Cuando yo era profesor y tenía que explicar mi propia lengua a los alumnos procuraba que la pobrecita lengua a la que castigamos todos los días sin saberla usar con sinceridad, con eficacia y civilizadamente, no se hiciera desagradable a los mismos.
Si yo explicaba el adjetivo y el verbo, pongamos por caso, daba unas nociones teóricas de ambos que no abrumaran al alumno. Después le pedía que escribiera una pequeña redacción en la que describiera un objeto que hubiera en el aula y narrara una anécdota referente a ese objeto. Descripción y narración. Adjetivo y verbo.
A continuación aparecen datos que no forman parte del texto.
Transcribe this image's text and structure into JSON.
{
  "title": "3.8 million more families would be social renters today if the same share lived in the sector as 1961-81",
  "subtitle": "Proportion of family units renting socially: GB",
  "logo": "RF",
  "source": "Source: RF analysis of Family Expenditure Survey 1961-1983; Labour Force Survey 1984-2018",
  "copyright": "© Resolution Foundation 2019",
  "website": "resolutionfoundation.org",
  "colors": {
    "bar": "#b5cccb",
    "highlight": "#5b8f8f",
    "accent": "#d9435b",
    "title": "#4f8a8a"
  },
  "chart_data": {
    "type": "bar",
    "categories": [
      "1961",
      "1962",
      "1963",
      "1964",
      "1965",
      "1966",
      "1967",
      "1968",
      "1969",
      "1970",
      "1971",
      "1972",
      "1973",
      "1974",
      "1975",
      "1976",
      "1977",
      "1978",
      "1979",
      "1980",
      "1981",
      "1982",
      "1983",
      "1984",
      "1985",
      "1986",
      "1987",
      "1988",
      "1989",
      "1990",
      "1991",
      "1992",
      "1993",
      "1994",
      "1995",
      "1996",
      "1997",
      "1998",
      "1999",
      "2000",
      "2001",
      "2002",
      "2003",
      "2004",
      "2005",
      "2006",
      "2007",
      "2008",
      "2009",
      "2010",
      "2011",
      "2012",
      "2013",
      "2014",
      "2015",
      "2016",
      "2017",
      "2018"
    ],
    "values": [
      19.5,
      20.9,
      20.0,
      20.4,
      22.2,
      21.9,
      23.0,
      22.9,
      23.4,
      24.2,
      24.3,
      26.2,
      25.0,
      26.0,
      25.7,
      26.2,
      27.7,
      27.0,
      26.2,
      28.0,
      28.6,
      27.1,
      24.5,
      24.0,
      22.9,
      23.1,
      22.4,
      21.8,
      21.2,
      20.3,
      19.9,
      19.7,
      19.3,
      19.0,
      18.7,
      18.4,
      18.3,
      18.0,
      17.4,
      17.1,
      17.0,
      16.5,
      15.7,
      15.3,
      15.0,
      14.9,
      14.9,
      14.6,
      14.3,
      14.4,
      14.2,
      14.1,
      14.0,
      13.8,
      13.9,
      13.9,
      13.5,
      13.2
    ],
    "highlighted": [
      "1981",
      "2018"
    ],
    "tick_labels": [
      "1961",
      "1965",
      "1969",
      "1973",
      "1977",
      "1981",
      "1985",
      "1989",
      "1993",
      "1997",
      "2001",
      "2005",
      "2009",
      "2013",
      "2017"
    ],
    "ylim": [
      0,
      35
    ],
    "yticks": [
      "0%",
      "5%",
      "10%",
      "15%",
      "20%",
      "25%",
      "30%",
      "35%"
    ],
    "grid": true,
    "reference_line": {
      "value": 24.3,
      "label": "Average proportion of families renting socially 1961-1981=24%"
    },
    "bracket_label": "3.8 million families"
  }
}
Podría complicarlo más si le dijera al alumno que escribiera de forma subjetiva un deseo sobre ese objeto en cuestión y así se emplearían los modos del subjuntivo verbal.
Es cuestión de poner en práctica lo aprendido, no que lo aprendido pareciese un cúmulo de fórmulas inhóspitas de uso.
Las redacciones eran, por lo general, muy malas. Pretendían cubrir el expediente. Pero siempre había alguna excepción que dejaba un regusto literario fino. Alguien había captado la idea y había empleado un lenguaje elaborado, había seleccionado los adjetivos, había empleado unos verbos adecuados para narrar un hecho y se había cumplido mi misión. Leía en clase esa redacción y la explicaba. Con redacciones posteriores, alguien más se sumaba al carro de poner por escrito lo teórico y todo rodaba gracias a la ejecución por los alumnos de un complejo teórico que, si solo se memorizaba, no tenía sentido.